PROVOKATÖRLERE MALZEME VERİLMEMELİ
Kararların daha sağlıklı verilebilmesi için fizibilite çalışmalarının ve ilgili çevrelerle gerekli görüşme ve tartışmaların yapılması gerektiğine işaret eden Derar, “Verilen karar kimi kesimlerin Erka Xweparastin’ı tartışmaya koymasına neden oldu. Bu küçük bir grupla başladı ancak gerekli görüşme ve tartışmalar sonucunda çözüme bağlandı. Ancak Şam hükümetine bağlı güçler olayı körükledi. Yürüyüş yapanlara mermi sıkmak suretiyle bir kişiyi katlettiler. Bu da soruna neden oldu. Ancak askeri meclis ile sivil meclis devreye girerek sorun çözüme kavuşturuldu. Ancak bundan sonra herkesin daha duyarlı olması gerekir” şeklinde konuştu.

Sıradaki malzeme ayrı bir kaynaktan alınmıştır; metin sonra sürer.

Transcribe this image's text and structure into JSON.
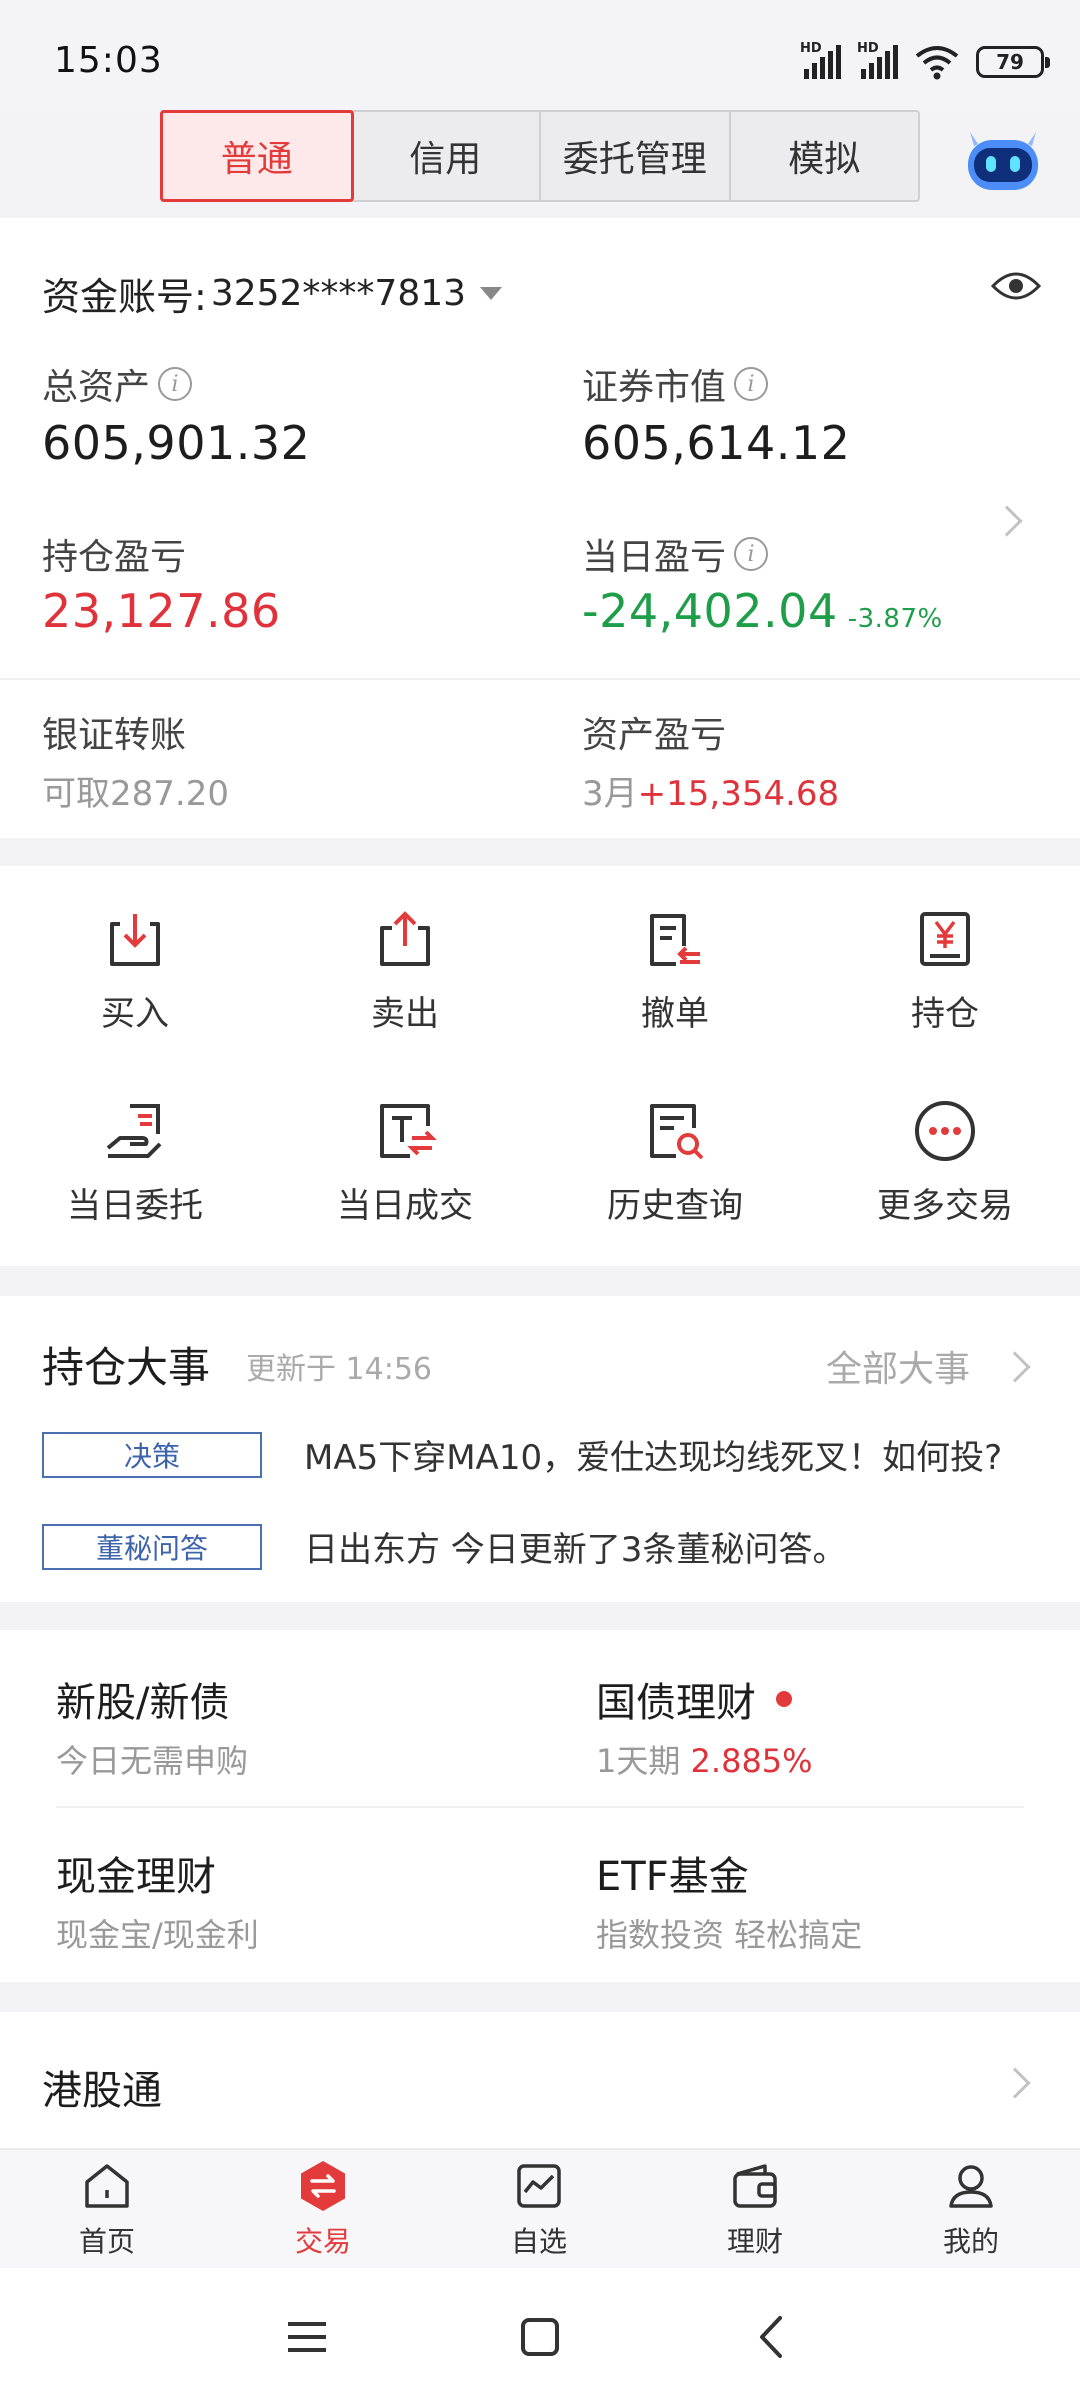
{
  "status": {
    "time": "15:03",
    "battery": "79",
    "hd": "HD"
  },
  "tabs": [
    "普通",
    "信用",
    "委托管理",
    "模拟"
  ],
  "account": {
    "label": "资金账号:",
    "number": "3252****7813",
    "total_assets_label": "总资产",
    "total_assets": "605,901.32",
    "market_value_label": "证券市值",
    "market_value": "605,614.12",
    "position_pl_label": "持仓盈亏",
    "position_pl": "23,127.86",
    "daily_pl_label": "当日盈亏",
    "daily_pl": "-24,402.04",
    "daily_pl_pct": "-3.87%",
    "transfer_label": "银证转账",
    "transfer_sub_prefix": "可取",
    "transfer_available": "287.20",
    "asset_pl_label": "资产盈亏",
    "asset_pl_month": "3月",
    "asset_pl_value": "+15,354.68",
    "info_glyph": "i"
  },
  "actions": [
    {
      "label": "买入",
      "icon": "buy-icon"
    },
    {
      "label": "卖出",
      "icon": "sell-icon"
    },
    {
      "label": "撤单",
      "icon": "cancel-order-icon"
    },
    {
      "label": "持仓",
      "icon": "position-icon"
    },
    {
      "label": "当日委托",
      "icon": "daily-order-icon"
    },
    {
      "label": "当日成交",
      "icon": "daily-deal-icon"
    },
    {
      "label": "历史查询",
      "icon": "history-search-icon"
    },
    {
      "label": "更多交易",
      "icon": "more-icon"
    }
  ],
  "events": {
    "title": "持仓大事",
    "updated": "更新于 14:56",
    "all": "全部大事",
    "items": [
      {
        "tag": "决策",
        "text": "MA5下穿MA10，爱仕达现均线死叉！如何投?"
      },
      {
        "tag": "董秘问答",
        "text": "日出东方 今日更新了3条董秘问答。"
      }
    ]
  },
  "services": {
    "ipo_title": "新股/新债",
    "ipo_sub": "今日无需申购",
    "bond_title": "国债理财",
    "bond_sub_prefix": "1天期",
    "bond_rate": "2.885%",
    "cash_title": "现金理财",
    "cash_sub": "现金宝/现金利",
    "etf_title": "ETF基金",
    "etf_sub": "指数投资 轻松搞定",
    "accent": "#e0323a"
  },
  "hk": {
    "title": "港股通"
  },
  "nav": [
    {
      "label": "首页",
      "icon": "home-icon"
    },
    {
      "label": "交易",
      "icon": "trade-icon"
    },
    {
      "label": "自选",
      "icon": "watchlist-icon"
    },
    {
      "label": "理财",
      "icon": "wallet-icon"
    },
    {
      "label": "我的",
      "icon": "profile-icon"
    }
  ]
}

Türk devletinin Minbic’te yaşanan gerilimden sonuç devşirmeye çalıştığını söyleyen MSD Eş Başkanı Riyad Derar, sözde Suriye muhalefet sorumlularının hemen devreye girerek sorunu körüklemeye ve iç çatışma çıkarmak amaçlı halkı QSD’ye karşı tepki göstermeye yönlendirdiğini belirterek şu değerlendirmeyi yaptı, “Halkın QSD’deden desteklerini çekmelerini dillendirmeleri bu olaydan medet umduklarını ortaya koyuyor. Oysa kendisine muhalefet diyen bu kesimler Suriye devrimini rayından çıkarmak dışında bugüne kadar hiçbir şey yapmadılar. Hergün Efrin ve Şehba saldırı altında. Insanlar kaçırılıyor, katlediliyor, tecavüz ediliyor, bölge talan ediliyor. Buna karşı şimdiye kadar tek bir söz söylediklerini duyan olmadı. Çünkü bunlar zaten suriye devrimine ihanet eden kesimlerdir.”
Derar, Özerk Yönetim’in alacağı kararlar kimi kesimler tarafından kullanılsa da kullanılmasa da, alınma sürecinde gerekli tartışma ve müzakerelerin yapılması kadar sebebinin de iyi kavratılmasının bir yöntem olarak benimsenmesi gerekiğini söyledi.
Derar’ın konuya dari görüşü şöyle, “Belli bir yaşın altında veya üstünde olanların yanı sıra ailesinin geçmini sağlamakla yükümlü olanlar açısından bir ortak yol bulunmalı. Bu şekilde alınan kararlar uygulanmalı ve gençler de bu konuda duyarlı davranarak savunma sorumluluklarını yerine getirmelidirler.”
HERKES PROVOKATÖRLERE KARŞI DUYARLI OLMALI
Derar, bölgede fitne ve provokasyonlara karşı herkese duyarlılık çağrısı yaparak, “ biz kuzye ve doğu suriye bölgesinde yaşıyoruz. Özerk yönetim de devrimin değerlerini korumaya ve geliştirmeye çalışıyor. Bölgenin çok renkliliğinin de bilincinde olarak çalışmalarını yürütüyor. O açıdan herkes de aynı duyarlılığı göstermelidir. Her türlü fitne, yolsuzluk, iç karışıklık çıkarma girişimi ve provokasyonlara yine bölgede başkalarının ajandalarını uygulamaya çalışan kesimlere karşı duyarlı olmalıdır.”
MSD Eş Başkanı Riyad Derar, bölge iç huzurunun korunması için de özellikle DAİŞ ile şam hükümetinin gizli hücre örgütlenmelerininin yanı sıra türk devletinin de benzer oluşumlarına ve faaliyetlerine karşı bilinçli hareket edilmesi gerektiğini belirterek, bu kesimlerin bölge iç huzurunu bozmak amaçlı çalıştıklarını kaydetti.